How have you retained your focus on family values, that was integral to Familk, after you opened Milkbar?
Family values became a philosophy for how we treat our customers. For example, we don’t greet them by saying “Milkbar xin chao” because it’s not a greeting that families use. It’s not natural. Instead, staff here say, “Hi, Anh” or “Hi, Chi” which are more familiar and friendlier. It better reflects how families and friends talk to each other.
What are some challenges that you have encountered with opening Milkbar?

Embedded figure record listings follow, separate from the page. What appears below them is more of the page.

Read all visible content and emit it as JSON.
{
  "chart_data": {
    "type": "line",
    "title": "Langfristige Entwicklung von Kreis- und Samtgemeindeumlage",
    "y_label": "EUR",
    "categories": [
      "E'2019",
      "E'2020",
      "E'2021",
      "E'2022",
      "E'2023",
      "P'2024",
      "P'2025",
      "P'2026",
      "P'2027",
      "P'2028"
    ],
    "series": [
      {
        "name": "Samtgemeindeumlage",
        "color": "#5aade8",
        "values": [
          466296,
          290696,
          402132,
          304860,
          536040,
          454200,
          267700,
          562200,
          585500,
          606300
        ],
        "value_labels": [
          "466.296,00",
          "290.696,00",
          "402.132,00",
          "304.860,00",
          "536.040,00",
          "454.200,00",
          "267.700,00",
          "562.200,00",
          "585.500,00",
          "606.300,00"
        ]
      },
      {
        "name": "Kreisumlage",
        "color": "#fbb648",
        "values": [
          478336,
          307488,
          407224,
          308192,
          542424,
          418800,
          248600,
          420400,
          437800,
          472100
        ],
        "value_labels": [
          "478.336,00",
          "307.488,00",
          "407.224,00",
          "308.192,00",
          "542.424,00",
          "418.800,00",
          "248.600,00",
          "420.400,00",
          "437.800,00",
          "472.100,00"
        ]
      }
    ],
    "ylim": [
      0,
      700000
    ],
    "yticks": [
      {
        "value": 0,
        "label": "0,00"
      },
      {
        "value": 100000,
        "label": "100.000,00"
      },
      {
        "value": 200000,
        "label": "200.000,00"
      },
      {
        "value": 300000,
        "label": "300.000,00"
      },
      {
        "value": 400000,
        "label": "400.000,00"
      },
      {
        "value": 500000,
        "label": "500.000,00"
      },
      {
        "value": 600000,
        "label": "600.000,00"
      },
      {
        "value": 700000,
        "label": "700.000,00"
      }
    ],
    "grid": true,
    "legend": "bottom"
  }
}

When I was building the original cafe, the building collapsed five days before the grand opening because of heavy rain. The builders worked day and night to reconstruct it in just ten days. But when you try to rebuild a building, there will always be problems, like leaks from the ceiling. Especially in Vietnam, where the housing quality is not the best, there are often leaks when it rains. When I patched up one place, there was another issue elsewhere. It took a lot of effort to maintain.
What lessons have you learned from opening Milkbar?
There have been many times when I wanted to quit and close Familk and Milkbar. I thought about going back to school and becoming a university lecturer. But if I close Familk, I won’t have any milk for my daughter or my niece. I have to keep going.
And as I get older and become wiser, I realize that if you want to be successful, what’s most important is not if you’re clever, intelligent, or talented; it’s having the ability to overcome the mundane. You have to deal with the repetitive routine. That means that you have to find fun and enjoyment in the work you’re doing. I have worked at Milkbar for three years and I still discover fun new things every day.
How do you balance being a mother and the founder of Milkbar?
I think I’m lucky to own a business and have a child. The first three years you start anything are the hardest. There are so many unexpected difficulties. When you grow your team, everything becomes easier. But at first you start alone…and that’s hard.
My team is amazing. They are why I feel so lucky to have a business and my daughter. Children just need time with their parents and I get to spend a lot of time with my daughter. That’s the purpose of my life. It’s for her, and not just for me anymore. My team does all the jobs I used to do. They just ask for my help sometimes.
My daughter is two years old now. She loves baking. Since she was one year old, she baked with me and my team. I think she sees it more as fun and play, but she still does it. When she sees a beautiful cake she always says, “Wow!”
## What is the future of the Milkbar brand?
Since about two years ago, when it still was easy to breathe in the food and beverage industry, we wanted to expand. We wanted to open locations in other cities and even other countries. But we had to ensure our core business of organic, pasteurized milk was strong enough first.
Now, we also want to develop our catering operations. We want to allow people to order online and deliver food to their family and company parties. We already make finger food for events and occasionally cater for companies and families.
Who should we speak to next?
My friend Chung Chi Cong just wrote a Vietnamese movie that’s called Nham Mat Thay Mua. It’s a drama set in Higashikawa, Japan. I studied with Chung Chi Cong at university, so I’m excited to see the film.